ArtifactWorld: Scaling 3D Gaussian Splatting Artifact Restoration via Video Generation Models

arXiv cs.CV / 4/15/2026

📰 NewsSignals & Early TrendsModels & Research

Key Points

  • ArtifactWorld is a research framework for restoring degraded 3D Gaussian Splatting (3DGS) results under sparse-view conditions by addressing temporal coherence, spatial constraints, and limited training data.
  • The work introduces a fine-grained taxonomy of 3DGS artifact types and builds a large-scale training set of 107.5K paired video clips to improve robustness and generalization across real-world artifact distributions.
  • It unifies restoration using a video diffusion backbone plus an artifact heatmap produced by an isomorphic predictor to localize structural defects.
  • An Artifact-Aware Triplet Fusion mechanism then guides intensity-directed spatio-temporal repair within native self-attention, reducing multi-view inconsistencies and geometric hallucinations.
  • Experiments report state-of-the-art performance for sparse novel view synthesis and more robust 3D reconstruction, with code and dataset planned for public release.

Abstract

3D Gaussian Splatting (3DGS) delivers high-fidelity real-time rendering but suffers from geometric and photometric degradations under sparse-view constraints.
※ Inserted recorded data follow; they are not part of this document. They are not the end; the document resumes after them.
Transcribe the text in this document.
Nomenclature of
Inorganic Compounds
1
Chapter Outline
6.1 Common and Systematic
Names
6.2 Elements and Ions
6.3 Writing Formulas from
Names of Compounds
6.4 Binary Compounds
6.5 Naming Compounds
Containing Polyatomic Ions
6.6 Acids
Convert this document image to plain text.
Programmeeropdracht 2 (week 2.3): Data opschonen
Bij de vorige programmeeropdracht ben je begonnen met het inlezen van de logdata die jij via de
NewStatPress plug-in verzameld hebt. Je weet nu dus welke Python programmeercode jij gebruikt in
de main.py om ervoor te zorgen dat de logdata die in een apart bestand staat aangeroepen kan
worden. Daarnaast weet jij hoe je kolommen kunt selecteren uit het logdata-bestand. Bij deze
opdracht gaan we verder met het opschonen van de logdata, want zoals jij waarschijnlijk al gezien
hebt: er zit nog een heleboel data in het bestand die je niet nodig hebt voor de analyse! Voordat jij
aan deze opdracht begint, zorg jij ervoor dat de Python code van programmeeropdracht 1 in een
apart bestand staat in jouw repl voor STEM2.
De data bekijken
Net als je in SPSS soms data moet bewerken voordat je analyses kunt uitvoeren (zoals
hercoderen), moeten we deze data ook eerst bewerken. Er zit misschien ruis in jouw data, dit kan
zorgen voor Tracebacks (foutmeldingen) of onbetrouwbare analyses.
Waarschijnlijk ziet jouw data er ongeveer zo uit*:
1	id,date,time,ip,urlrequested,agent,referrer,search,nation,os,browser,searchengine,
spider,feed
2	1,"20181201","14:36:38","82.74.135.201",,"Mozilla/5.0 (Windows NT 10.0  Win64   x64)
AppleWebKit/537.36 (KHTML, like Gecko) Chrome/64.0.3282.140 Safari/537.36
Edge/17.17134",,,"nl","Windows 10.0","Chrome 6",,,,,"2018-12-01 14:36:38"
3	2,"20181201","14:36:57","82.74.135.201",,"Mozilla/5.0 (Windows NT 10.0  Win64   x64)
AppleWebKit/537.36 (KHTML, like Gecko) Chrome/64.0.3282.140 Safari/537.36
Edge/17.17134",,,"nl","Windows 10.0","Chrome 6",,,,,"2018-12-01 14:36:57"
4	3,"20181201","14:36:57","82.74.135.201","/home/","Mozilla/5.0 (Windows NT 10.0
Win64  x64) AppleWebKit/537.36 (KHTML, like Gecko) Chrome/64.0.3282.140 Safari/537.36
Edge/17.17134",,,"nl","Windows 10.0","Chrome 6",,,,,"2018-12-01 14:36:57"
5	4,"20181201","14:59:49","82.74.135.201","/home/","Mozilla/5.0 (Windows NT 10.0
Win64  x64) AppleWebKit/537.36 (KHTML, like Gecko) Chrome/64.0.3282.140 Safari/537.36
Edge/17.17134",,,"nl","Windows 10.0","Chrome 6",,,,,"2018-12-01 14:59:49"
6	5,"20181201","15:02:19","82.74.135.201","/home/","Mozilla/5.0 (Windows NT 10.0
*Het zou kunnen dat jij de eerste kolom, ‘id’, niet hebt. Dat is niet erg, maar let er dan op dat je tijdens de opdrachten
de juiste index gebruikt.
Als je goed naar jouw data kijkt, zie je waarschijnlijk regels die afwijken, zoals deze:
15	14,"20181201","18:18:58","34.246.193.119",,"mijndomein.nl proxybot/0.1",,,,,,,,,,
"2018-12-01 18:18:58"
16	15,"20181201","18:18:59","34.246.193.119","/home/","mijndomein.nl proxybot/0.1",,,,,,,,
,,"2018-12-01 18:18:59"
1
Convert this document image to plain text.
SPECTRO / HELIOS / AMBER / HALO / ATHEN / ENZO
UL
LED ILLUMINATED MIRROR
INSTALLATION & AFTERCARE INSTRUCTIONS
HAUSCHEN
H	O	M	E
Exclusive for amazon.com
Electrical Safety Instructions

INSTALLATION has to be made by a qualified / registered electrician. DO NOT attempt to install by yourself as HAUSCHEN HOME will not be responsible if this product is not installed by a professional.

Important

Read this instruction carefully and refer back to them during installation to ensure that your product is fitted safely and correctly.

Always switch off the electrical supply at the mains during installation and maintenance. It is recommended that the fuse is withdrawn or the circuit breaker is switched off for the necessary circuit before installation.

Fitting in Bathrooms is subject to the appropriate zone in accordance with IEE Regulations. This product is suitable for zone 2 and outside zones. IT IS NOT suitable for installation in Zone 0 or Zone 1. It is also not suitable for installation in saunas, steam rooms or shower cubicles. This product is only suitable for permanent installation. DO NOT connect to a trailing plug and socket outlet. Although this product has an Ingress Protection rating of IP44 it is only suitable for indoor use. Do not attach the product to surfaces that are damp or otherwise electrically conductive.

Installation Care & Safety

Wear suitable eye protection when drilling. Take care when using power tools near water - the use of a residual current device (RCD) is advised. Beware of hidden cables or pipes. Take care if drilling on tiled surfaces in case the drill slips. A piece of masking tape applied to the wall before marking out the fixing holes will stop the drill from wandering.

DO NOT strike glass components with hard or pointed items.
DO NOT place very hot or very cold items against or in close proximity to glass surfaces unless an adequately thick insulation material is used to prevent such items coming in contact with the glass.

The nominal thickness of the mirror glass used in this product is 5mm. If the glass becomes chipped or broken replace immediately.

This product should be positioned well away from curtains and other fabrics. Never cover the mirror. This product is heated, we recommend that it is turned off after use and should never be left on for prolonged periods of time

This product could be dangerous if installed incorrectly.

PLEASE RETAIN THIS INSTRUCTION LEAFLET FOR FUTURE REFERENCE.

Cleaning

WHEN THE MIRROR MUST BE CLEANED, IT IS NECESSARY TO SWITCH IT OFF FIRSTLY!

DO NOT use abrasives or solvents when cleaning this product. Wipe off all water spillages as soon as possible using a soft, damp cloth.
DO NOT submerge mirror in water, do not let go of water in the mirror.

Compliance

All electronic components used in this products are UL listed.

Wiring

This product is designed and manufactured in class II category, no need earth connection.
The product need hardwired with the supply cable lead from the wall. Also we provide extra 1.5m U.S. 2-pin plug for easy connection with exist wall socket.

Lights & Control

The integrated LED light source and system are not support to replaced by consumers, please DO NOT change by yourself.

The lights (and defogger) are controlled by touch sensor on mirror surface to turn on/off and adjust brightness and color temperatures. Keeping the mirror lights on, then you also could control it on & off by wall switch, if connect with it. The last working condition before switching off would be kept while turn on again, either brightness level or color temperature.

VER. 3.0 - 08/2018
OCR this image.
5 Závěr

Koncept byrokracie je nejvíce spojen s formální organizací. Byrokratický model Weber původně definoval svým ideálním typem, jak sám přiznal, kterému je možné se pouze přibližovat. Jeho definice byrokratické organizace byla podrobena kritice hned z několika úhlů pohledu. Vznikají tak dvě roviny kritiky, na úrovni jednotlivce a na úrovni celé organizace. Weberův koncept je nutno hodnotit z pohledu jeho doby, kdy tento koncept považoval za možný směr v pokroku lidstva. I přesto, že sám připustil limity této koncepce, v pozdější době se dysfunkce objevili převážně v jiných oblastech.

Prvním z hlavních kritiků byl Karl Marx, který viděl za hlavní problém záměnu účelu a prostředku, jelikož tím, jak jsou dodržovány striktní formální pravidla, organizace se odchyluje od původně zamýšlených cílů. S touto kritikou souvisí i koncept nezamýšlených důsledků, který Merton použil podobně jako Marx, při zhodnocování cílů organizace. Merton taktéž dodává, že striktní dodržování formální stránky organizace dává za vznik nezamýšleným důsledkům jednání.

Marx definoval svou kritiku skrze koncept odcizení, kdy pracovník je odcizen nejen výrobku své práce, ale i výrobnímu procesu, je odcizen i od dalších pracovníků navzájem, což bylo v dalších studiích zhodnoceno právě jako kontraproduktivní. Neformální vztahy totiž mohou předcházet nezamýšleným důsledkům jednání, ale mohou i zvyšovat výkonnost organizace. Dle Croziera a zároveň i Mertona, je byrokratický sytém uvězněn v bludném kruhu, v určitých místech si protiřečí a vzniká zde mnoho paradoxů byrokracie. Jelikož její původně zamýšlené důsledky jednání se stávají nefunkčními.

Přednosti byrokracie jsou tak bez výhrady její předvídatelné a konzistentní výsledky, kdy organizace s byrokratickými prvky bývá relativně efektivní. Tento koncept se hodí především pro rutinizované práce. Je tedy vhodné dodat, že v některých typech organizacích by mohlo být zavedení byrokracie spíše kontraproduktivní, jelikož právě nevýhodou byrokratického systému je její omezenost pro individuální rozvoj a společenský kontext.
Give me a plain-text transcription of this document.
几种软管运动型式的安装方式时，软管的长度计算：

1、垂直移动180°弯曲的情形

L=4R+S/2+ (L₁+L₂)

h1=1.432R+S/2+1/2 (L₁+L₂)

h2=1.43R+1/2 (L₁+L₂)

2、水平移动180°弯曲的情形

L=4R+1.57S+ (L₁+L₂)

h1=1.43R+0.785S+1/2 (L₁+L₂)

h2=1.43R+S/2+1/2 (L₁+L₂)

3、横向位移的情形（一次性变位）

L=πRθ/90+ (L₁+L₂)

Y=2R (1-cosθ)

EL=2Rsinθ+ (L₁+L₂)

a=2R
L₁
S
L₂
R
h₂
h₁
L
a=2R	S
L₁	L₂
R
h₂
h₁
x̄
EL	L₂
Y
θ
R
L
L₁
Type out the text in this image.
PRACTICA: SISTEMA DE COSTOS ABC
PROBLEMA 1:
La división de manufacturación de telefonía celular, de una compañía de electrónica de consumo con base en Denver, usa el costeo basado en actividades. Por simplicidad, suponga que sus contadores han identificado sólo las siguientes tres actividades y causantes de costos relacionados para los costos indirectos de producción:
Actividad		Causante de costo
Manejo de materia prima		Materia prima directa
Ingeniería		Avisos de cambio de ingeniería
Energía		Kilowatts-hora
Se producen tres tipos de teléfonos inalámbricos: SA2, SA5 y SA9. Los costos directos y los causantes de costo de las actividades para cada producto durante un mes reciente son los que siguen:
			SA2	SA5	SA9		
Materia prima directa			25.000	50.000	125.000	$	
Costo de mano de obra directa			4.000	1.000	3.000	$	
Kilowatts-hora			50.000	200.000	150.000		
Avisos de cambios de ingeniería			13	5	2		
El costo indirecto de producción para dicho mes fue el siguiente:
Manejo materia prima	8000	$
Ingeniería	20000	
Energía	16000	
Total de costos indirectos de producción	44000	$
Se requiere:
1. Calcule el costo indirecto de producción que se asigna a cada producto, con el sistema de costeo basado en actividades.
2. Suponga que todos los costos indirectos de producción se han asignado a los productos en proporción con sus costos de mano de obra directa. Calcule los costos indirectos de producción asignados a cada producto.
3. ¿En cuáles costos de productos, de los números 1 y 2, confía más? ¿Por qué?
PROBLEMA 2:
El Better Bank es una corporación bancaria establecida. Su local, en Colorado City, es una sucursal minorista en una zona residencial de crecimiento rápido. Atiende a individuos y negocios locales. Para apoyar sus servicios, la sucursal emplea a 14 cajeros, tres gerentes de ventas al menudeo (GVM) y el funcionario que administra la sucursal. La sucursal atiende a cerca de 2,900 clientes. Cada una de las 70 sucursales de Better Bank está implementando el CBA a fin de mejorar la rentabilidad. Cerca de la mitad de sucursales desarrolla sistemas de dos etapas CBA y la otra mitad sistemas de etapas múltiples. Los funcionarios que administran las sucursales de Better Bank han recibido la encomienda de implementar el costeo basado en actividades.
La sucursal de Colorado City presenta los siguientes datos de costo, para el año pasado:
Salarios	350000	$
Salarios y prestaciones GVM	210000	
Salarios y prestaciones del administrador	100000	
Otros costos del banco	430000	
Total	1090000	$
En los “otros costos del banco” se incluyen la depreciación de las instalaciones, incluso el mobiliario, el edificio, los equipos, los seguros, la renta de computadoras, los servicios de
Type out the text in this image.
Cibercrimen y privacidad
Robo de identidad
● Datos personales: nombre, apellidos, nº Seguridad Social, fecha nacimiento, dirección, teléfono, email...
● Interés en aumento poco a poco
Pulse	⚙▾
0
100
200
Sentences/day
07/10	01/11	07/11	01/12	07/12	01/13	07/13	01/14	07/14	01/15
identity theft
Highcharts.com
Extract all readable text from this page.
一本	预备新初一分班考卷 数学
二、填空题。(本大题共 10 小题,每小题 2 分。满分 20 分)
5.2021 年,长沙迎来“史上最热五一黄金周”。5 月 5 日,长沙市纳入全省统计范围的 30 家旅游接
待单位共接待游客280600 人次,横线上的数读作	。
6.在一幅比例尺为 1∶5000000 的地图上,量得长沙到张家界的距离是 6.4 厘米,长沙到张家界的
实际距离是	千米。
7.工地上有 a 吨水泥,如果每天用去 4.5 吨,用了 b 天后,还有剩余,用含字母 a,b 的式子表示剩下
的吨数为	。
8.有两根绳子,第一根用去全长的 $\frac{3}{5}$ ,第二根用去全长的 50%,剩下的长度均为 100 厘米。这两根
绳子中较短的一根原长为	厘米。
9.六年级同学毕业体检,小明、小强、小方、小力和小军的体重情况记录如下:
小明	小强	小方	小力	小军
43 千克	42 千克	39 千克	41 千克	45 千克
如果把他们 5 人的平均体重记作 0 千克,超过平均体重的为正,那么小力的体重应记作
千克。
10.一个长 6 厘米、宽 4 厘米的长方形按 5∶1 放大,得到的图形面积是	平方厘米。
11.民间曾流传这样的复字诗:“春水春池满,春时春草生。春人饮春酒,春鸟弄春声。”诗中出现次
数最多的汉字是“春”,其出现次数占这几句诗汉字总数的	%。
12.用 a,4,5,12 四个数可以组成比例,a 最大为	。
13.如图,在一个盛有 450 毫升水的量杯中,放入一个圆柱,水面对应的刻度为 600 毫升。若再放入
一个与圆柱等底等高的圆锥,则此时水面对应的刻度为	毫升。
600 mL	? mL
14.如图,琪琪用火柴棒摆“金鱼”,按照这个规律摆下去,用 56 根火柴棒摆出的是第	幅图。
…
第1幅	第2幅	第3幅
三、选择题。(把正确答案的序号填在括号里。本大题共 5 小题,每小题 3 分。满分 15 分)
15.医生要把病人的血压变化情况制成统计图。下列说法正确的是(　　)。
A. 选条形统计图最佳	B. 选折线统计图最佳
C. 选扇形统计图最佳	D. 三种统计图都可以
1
Current generative restoration approaches are often limited by insufficient temporal coherence, a lack of explicit spatial constraints, and a lack of large-scale training data, resulting in multi-view inconsistencies, erroneous geometric hallucinations, and limited generalization to diverse real-world artifact distributions. In this paper, we present ArtifactWorld, a framework that resolves 3DGS artifact repair through systematic data expansion and a homogeneous dual-model paradigm. To address the data bottleneck, we establish a fine-grained phenomenological taxonomy of 3DGS artifacts and construct a comprehensive training set of 107.5K diverse paired video clips to enhance model robustness. Architecturally, we unify the restoration process within a video diffusion backbone, utilizing an isomorphic predictor to localize structural defects via an artifact heatmap. This heatmap then guides the restoration through an Artifact-Aware Triplet Fusion mechanism, enabling precise, intensity-guided spatio-temporal repair within native self-attention. Extensive experiments demonstrate that ArtifactWorld achieves state-of-the-art performance in sparse novel view synthesis and robust 3D reconstruction. Code and dataset will be made public.